If you could turn the clock back, which five years would you be happy to live again?
Would it be childhood, or teenage years, when you were free of responsibility? When you could just play and sleep in on weekends?
Or would it be the years when you knew a bit more, the twenties or thirties? Usually if you have children it’s a frantic time, but they are at that delightful stage when they still think Mum is wonderful, the centre of their world. Doesn’t last long, does it? (Not like when they grow up, and they think she is just dumb.)
How about the later years when the worst is over, and you reach the calmer waters after forty?
I didn’t really enjoy the angst of teenage years and then I was married at nineteen. Whisked off in a flash of smoke, to New Zealand, with my new husband.
My thirties were happy, but frantically busy, as I juggled a job, helping my husband, caring for children and assorted pets, then nursing my mother in law who came to stay with us. I seemed to cook non -stop, as I made bread and cakes every weekend. The boys were quite a handful, and daughter was in the throes of teenage rebellion. Yes I would need strong drugs to relive that time.
By my fifties we were struggling as we adjusted to a new life in Australia we came here in 1987, we had by then, had to deal with my parents becoming more fragile too.

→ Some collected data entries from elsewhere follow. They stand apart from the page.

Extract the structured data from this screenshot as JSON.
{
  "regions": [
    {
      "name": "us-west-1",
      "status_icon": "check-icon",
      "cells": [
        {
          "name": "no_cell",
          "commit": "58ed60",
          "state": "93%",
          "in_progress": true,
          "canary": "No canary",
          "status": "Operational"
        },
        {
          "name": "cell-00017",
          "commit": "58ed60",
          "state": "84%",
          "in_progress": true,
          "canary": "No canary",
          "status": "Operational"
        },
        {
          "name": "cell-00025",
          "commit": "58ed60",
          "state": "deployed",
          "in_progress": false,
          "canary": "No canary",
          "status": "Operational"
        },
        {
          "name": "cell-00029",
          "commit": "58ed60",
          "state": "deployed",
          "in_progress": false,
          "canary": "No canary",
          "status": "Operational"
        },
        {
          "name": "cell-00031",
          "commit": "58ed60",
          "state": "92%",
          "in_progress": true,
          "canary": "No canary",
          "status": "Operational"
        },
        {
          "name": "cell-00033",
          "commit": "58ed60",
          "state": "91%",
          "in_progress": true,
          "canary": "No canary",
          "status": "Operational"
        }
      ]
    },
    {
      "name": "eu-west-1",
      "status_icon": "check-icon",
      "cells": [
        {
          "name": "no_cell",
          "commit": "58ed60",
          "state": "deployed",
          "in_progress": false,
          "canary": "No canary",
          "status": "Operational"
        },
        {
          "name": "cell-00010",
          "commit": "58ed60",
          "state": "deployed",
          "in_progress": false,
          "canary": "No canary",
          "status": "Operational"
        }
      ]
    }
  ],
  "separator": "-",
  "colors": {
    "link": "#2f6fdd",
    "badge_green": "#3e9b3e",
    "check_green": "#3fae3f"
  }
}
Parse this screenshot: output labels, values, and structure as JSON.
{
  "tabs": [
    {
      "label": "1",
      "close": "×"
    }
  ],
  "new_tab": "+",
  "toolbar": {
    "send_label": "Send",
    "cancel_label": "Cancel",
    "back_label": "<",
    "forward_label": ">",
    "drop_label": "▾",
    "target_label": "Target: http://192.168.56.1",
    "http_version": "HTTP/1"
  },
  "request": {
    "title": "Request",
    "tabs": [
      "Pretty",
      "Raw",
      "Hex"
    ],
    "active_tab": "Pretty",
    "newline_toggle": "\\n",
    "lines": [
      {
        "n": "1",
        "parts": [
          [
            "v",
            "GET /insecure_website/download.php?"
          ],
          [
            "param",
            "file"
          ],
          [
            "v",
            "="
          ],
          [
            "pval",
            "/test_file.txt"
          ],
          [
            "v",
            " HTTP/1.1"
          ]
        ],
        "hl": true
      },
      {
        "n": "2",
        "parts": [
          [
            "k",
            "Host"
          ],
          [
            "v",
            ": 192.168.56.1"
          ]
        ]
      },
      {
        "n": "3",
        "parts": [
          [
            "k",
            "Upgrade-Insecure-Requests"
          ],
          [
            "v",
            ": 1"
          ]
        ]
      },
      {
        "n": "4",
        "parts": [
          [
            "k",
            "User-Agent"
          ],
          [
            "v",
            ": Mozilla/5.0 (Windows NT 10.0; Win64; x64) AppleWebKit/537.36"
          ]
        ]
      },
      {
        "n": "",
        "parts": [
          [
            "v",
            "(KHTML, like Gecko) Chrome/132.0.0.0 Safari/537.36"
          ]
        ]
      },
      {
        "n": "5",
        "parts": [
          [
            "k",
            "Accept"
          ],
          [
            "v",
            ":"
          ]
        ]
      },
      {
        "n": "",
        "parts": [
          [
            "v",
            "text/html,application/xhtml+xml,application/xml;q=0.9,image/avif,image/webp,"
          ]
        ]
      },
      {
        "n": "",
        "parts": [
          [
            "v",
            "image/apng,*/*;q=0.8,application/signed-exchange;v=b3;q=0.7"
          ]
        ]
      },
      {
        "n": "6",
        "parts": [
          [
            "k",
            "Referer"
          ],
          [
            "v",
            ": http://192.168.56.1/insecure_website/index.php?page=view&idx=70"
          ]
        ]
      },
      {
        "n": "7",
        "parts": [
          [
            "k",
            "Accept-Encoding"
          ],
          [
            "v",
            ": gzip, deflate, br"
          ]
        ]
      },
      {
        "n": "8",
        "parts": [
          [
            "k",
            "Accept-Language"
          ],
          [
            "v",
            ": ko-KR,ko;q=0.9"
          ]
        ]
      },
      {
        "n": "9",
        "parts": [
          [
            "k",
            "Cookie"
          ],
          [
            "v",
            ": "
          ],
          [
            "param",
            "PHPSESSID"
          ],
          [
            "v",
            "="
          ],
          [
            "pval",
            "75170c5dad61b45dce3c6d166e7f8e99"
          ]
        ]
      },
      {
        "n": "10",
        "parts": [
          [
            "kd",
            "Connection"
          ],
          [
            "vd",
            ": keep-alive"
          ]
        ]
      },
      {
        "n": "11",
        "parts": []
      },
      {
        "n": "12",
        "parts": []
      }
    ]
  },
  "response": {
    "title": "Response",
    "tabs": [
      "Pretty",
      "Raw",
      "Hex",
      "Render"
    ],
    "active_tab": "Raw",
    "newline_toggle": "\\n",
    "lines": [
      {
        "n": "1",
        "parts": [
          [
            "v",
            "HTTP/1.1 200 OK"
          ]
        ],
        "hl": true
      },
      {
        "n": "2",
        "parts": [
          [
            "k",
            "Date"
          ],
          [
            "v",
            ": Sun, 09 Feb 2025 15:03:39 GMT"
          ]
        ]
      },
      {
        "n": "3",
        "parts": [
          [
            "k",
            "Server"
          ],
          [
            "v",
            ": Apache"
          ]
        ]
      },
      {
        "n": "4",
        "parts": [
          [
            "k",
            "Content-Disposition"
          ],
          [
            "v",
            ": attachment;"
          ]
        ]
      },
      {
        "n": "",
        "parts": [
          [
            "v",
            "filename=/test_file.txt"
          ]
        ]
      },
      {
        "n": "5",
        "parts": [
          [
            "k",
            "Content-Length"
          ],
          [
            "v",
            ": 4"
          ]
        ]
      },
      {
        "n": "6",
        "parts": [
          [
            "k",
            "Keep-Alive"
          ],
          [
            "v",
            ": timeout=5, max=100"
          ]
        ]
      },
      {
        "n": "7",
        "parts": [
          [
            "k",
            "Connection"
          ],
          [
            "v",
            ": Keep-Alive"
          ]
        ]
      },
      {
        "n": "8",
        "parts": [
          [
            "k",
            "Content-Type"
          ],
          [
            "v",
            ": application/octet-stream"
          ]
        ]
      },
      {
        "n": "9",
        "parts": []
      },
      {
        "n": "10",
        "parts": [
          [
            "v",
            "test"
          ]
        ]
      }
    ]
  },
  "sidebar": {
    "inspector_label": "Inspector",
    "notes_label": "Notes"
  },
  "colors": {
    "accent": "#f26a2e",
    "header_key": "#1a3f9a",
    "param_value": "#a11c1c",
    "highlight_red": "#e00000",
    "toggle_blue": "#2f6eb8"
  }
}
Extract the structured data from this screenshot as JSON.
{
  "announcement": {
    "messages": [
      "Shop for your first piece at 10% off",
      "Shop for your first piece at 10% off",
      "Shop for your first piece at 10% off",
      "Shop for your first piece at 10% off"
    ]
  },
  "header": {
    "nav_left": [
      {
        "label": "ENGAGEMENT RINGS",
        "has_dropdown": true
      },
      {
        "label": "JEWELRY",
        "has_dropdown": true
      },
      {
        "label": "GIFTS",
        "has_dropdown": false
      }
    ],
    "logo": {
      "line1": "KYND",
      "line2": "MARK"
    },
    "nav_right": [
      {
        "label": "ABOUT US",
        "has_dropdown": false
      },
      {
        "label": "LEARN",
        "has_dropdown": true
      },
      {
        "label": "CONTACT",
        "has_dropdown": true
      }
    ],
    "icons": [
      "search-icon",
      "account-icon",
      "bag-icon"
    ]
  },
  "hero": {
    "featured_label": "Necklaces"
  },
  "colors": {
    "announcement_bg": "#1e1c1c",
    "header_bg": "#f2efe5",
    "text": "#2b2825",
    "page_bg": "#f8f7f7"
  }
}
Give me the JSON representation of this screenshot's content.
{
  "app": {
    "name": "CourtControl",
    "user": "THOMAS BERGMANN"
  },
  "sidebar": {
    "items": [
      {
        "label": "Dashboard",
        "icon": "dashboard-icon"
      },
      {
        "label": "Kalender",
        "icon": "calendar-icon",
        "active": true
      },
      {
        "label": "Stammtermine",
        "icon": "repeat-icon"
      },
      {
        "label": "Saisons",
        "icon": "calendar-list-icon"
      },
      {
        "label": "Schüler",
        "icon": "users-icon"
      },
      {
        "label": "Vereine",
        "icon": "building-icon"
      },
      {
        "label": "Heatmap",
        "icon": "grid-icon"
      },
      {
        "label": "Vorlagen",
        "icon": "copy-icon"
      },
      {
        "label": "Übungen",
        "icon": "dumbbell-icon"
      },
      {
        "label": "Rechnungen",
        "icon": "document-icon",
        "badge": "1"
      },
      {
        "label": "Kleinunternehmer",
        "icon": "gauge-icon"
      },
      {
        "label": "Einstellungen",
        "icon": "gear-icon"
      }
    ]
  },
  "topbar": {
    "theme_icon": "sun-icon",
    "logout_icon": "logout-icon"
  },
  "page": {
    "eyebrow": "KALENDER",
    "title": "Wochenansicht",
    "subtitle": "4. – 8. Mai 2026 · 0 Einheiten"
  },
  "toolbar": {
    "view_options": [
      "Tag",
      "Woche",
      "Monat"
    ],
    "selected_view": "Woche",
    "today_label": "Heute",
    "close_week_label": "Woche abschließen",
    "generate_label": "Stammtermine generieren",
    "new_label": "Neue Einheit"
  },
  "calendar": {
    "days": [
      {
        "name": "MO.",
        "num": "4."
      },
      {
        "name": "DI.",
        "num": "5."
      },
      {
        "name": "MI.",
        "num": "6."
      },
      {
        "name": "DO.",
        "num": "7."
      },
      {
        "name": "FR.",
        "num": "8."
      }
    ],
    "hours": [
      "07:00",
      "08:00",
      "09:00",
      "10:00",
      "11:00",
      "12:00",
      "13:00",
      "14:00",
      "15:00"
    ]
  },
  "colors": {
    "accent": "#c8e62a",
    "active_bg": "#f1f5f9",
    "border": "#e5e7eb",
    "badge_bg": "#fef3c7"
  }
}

My father died just before we left England and my mother sadly, only had six weeks in her new country with us, when she also died suddenly.
No if I could choose, my best time would be my early forties,. The best time in so many ways, the children were in their late teens, and making their way in the world, my husband had a successful business. We were actually financially more stable than we had ever been, (or have been since) We could go to Paris or Menorca for holidays, we lived in the centre of Historic Bath, a beautiful city.
I worked part time for a big department store in a fashion shop, and had terrific discounts on things I bought, we had great friends we had known for years and a good social life. It was a charmed few years, nothing lasts, life changes, but if you could take me back to the early 1980’s I could deal with that.